VERMEER’S ADVANTAGE OF USING TWO MIRRORS: Article by Anne Shingleton AN OPEN LETTER TO ARTISTS
Feb 052010

I have been scathing about the scholars ability to judge quality in art. Let me give two of the twenty examples I might have chosen. Rembrandt made many etchings of nudes, even the best are often marred by passages that are of inferior quality. Arnold Houbraken who was a painter and a contemporary of Rembrandt’s in Amsterdam, also an admirer was also very critical of Rembrandt’s drawing on occasion – “it is very seldom one finds in Rembrandt a well painted hand”–  of his female nudes……“he has produces such pitiful things that they are hardly worth mentioning, they are invariably repellent and one can only ask oneself in amazement how a man with such talent and intelligence can be so stubborn in his choice of models.”  – . So we have been warned – Rembrandt is not always attractive.

As a student I loved Rembrandt because he did not attempt to hide this variability. It was encouraging to see that even the great Rembrandt could live with passages that I felt I could out-do myself. He started from a ground base that was not all that exceptional, in fact quite ordinary. He was most unusually truthful about this and also about what he perceived.

Woman holding 'arrow'

The Arrow Holder

Look at this etching (The Arrow Holder) that has gone through many adjustments (changes of state), the hand holding the arrow, in fact that whole arm is badly drawn. When we compare it with the arm in the preparatory drawing B1147 we find there an arm that recedes much more satisfactorily.

B1147

B1147

We can be absolutely sure that Rembrandt did the etching (he signed it on the plate) all previous scholars have accepted the drawing which although not exactly the same is clearly a preparatory drawing for the etching. (The drawing of the light on her back is identical given that one is done with a pen, the etching with a needle.) But Mr.Royalton Kisch, recently of the British Museum,  has the arrogance to reject it. In spite of Houbraken’s warning he finds the drawing “frankly indifferent”. I don’t disagree but I don’t find that reason for saying it is not by Rembrandt.

You may ask does it matter? – yes it very much matters because the style of this has been the reason for  Kisch and his friends to relieving Rembrandt of many more drawings. This is one of many preparatory drawings that have been recently rejected. The “experts” should read the early documents every day till they change their attitude.

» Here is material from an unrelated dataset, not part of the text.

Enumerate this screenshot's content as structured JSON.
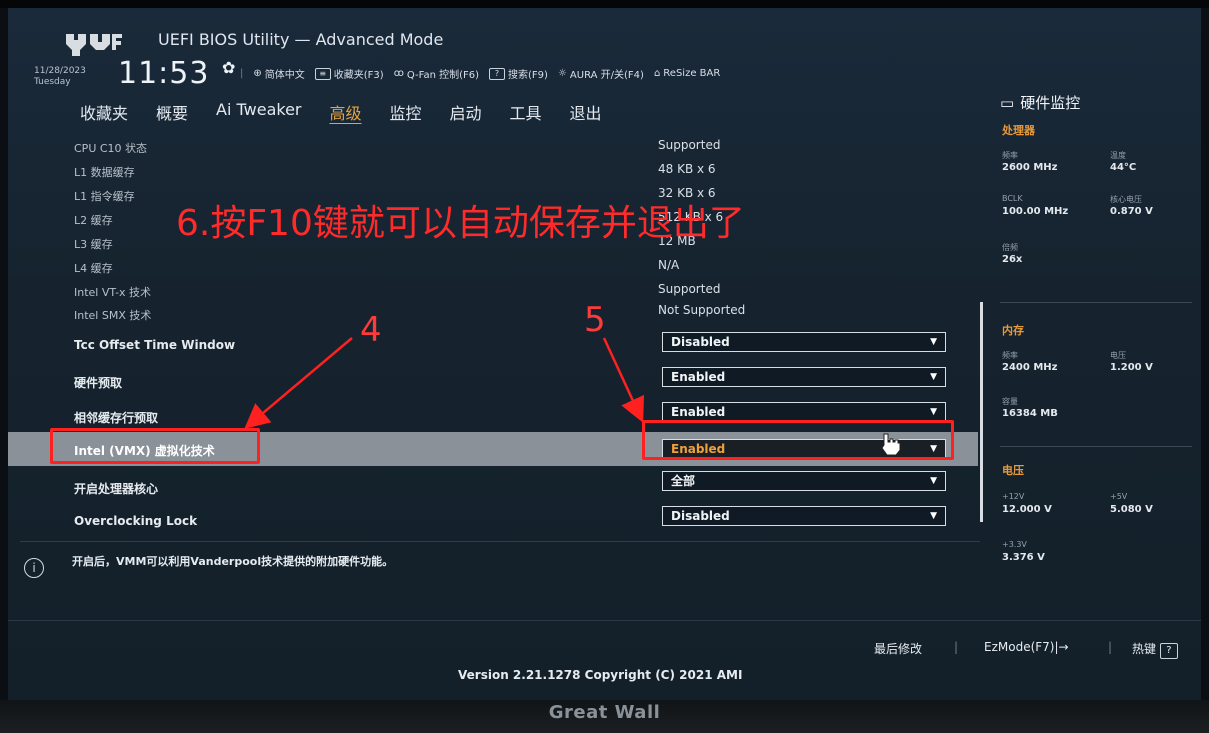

They have no conception of how they have trampled on holy ground.

The second example is much the same, only in this case the etching is  all  very poor in relation to the preparatory drawing which is a beauty and has been rejected by today’s “experts”.

Leaning Drawing

Preparatory Drawing

Etching of young man leaning

Etching of young man leaning

Look at the pose of the head, in the drawing a bony young man is seen leaning back on the wall behind (protected by a drape we see in the etching). The foreshortened features are beautifully seen but Rembrandt has lost it in the etching. The long bony face has become squashed (compare where the tip of the nose is in the drawing, it covers one eye, not so in the etching) Even allowing for the fact that Rembrandt has apparently moved further back for the etching,  the youth’s lower legs seem very stumpy there, compared with the pose in the  excellently descriptive drawing.

These new findings were all published in the catalogue for an exhibition held in The Rembrandthuis Museum in 1984-85. (They will doubtless be repeated at the forthcoming Getty exhibition) Has any art historian raised his voice against them? Not as far as I have heard. The sad truth is that art historians are not very good at judging quality. There must be 10,000 trained artists out there who can see what I am talking about. LET US HEAR FROM YOU (in the comments section). It is surely part of an artist’s duty to help preserve the visual culture,    which is now in terminal decay.